噛むという習慣が健康によいことは昔から知られていました。江戸時代の儒学者である貝原益軒は『日本歳時記』で、「人は歯をもって命とする故に、歯といふ文字をよわい(齢)ともよむ也」と書いています。これは、齢という文字に歯が入っているのは人が健康を保って命をつなぐために噛むことが大事である、ということを示しているわけです。
現代人は早食いだ、とよく言われます。過去の食事に比べて食物繊維が多く含まれる野菜などを食べる機会が減って噛むのに時間がかからなくなった一方で、肉類や脂肪の摂取量が増えて消化に時間がかかるようになりました。
消化力が弱い日本人にとっては、胃液を補う消化液である唾液の分泌は重要で、唾液を多く分泌させる咀嚼は年齢を重ねても消化力を低下させないために大切なことです。
ところが、日本人は仕事や学業、遊び、休憩などに少しでも時間を割こうとして、咀嚼にかける時間をおろそかにしがちです。咀嚼は前歯の切歯と犬歯で粗噛みしたものを奥の臼歯で細かく噛み砕き、磨り潰していくことを指しています。
食べ物が口の中に入ってきたときには、まず粗噛みを7~8回して、それから10回以上は噛むのが通常の咀嚼の状態で、咀嚼をしてから飲み込むことによって消化も進みやすくなります。
2歳児は誰に教わることもなしに一口につき平均17回は噛んでいるといいます。軟らかなものを食べている子どもでさえ17回なので、硬いものを食べている大人なら30回以上は当たり前のように噛まなければならないはずです。しかし、実際には多くても7~8回でしかなくて、軟らかなファストフードやハンバーグ、カレーライスなどでは4~5回くらいと粗噛みの段階で飲み込んでいる人も多くいます。

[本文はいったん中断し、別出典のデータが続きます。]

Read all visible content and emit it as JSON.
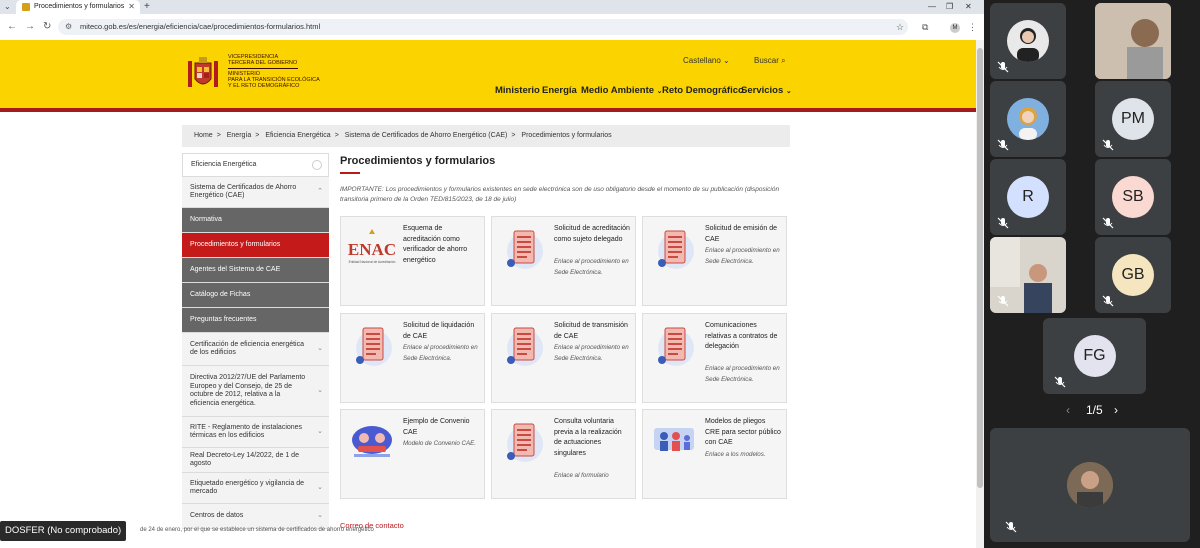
{
  "browser": {
    "tab_title": "Procedimientos y formularios",
    "url": "miteco.gob.es/es/energia/eficiencia/cae/procedimientos-formularios.html",
    "profile_initial": "M"
  },
  "header": {
    "org_line1": "VICEPRESIDENCIA",
    "org_line2": "TERCERA DEL GOBIERNO",
    "org_line3": "MINISTERIO",
    "org_line4": "PARA LA TRANSICIÓN ECOLÓGICA",
    "org_line5": "Y EL RETO DEMOGRÁFICO",
    "language": "Castellano",
    "search": "Buscar",
    "menu": [
      "Ministerio",
      "Energía",
      "Medio Ambiente",
      "Reto Demográfico",
      "Servicios"
    ]
  },
  "breadcrumb": [
    "Home",
    "Energía",
    "Eficiencia Energética",
    "Sistema de Certificados de Ahorro Energético (CAE)",
    "Procedimientos y formularios"
  ],
  "sidebar": [
    "Eficiencia Energética",
    "Sistema de Certificados de Ahorro Energético (CAE)",
    "Normativa",
    "Procedimientos y formularios",
    "Agentes del Sistema de CAE",
    "Catálogo de Fichas",
    "Preguntas frecuentes",
    "Certificación de eficiencia energética de los edificios",
    "Directiva 2012/27/UE del Parlamento Europeo y del Consejo, de 25 de octubre de 2012, relativa a la eficiencia energética.",
    "RITE - Reglamento de instalaciones térmicas en los edificios",
    "Real Decreto-Ley 14/2022, de 1 de agosto",
    "Etiquetado energético y vigilancia de mercado",
    "Centros de datos"
  ],
  "main": {
    "title": "Procedimientos y formularios",
    "notice": "IMPORTANTE: Los procedimientos y formularios existentes en sede electrónica son de uso obligatorio desde el momento de su publicación (disposición transitoria primero de la Orden TED/815/2023, de 18 de julio)",
    "cards": [
      {
        "title": "Esquema de acreditación como verificador de ahorro energético",
        "link": "",
        "icon": "enac-logo"
      },
      {
        "title": "Solicitud de acreditación como sujeto delegado",
        "link": "Enlace al procedimiento en Sede Electrónica.",
        "icon": "form-icon"
      },
      {
        "title": "Solicitud de emisión de CAE",
        "link": "Enlace al procedimiento en Sede Electrónica.",
        "icon": "form-icon"
      },
      {
        "title": "Solicitud de liquidación de CAE",
        "link": "Enlace al procedimiento en Sede Electrónica.",
        "icon": "form-icon"
      },
      {
        "title": "Solicitud de transmisión de CAE",
        "link": "Enlace al procedimiento en Sede Electrónica.",
        "icon": "form-icon"
      },
      {
        "title": "Comunicaciones relativas a contratos de delegación",
        "link": "Enlace al procedimiento en Sede Electrónica.",
        "icon": "form-icon"
      },
      {
        "title": "Ejemplo de Convenio CAE",
        "link": "Modelo de Convenio CAE.",
        "icon": "agreement-icon"
      },
      {
        "title": "Consulta voluntaria previa a la realización de actuaciones singulares",
        "link": "Enlace al formulario",
        "icon": "form-icon"
      },
      {
        "title": "Modelos de pliegos CRE para sector público con CAE",
        "link": "Enlace a los modelos.",
        "icon": "people-icon"
      }
    ],
    "contact": "Correo de contacto",
    "footer_text": "de 24 de enero, por el que se establece un sistema de certificados de ahorro energético",
    "enac_text": "ENAC",
    "enac_sub": "Entidad Nacional de Acreditación"
  },
  "call": {
    "caption": "DOSFER (No comprobado)",
    "participants": [
      "PM",
      "R",
      "SB",
      "GB",
      "FG"
    ],
    "page": "1/5",
    "colors": {
      "PM": "#dfe3ea",
      "R": "#d4e0ff",
      "SB": "#fbd9d3",
      "GB": "#f6e6c0",
      "FG": "#e3e3f0"
    }
  }
}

このような食べ方では胃液の少なさを唾液で補うことができずに、食品に含まれる栄養素が分解されにくくなるために吸収も悪くなりかねません。よく噛んだ場合に比べると10%ほども栄養吸収率が低下するとの報告もあります。
噛む回数の推移については、さまざまな報告がありますが、弥生時代の日本人は1回の食事で約4000回は噛んでいたといいます。鎌倉時代には約2500回、江戸時代には約2000回になり、第二次世界大戦前には約1400回、食べるものが大きく変化した戦後には600回くらいになり、今では300回を下回る人も少なくないのです。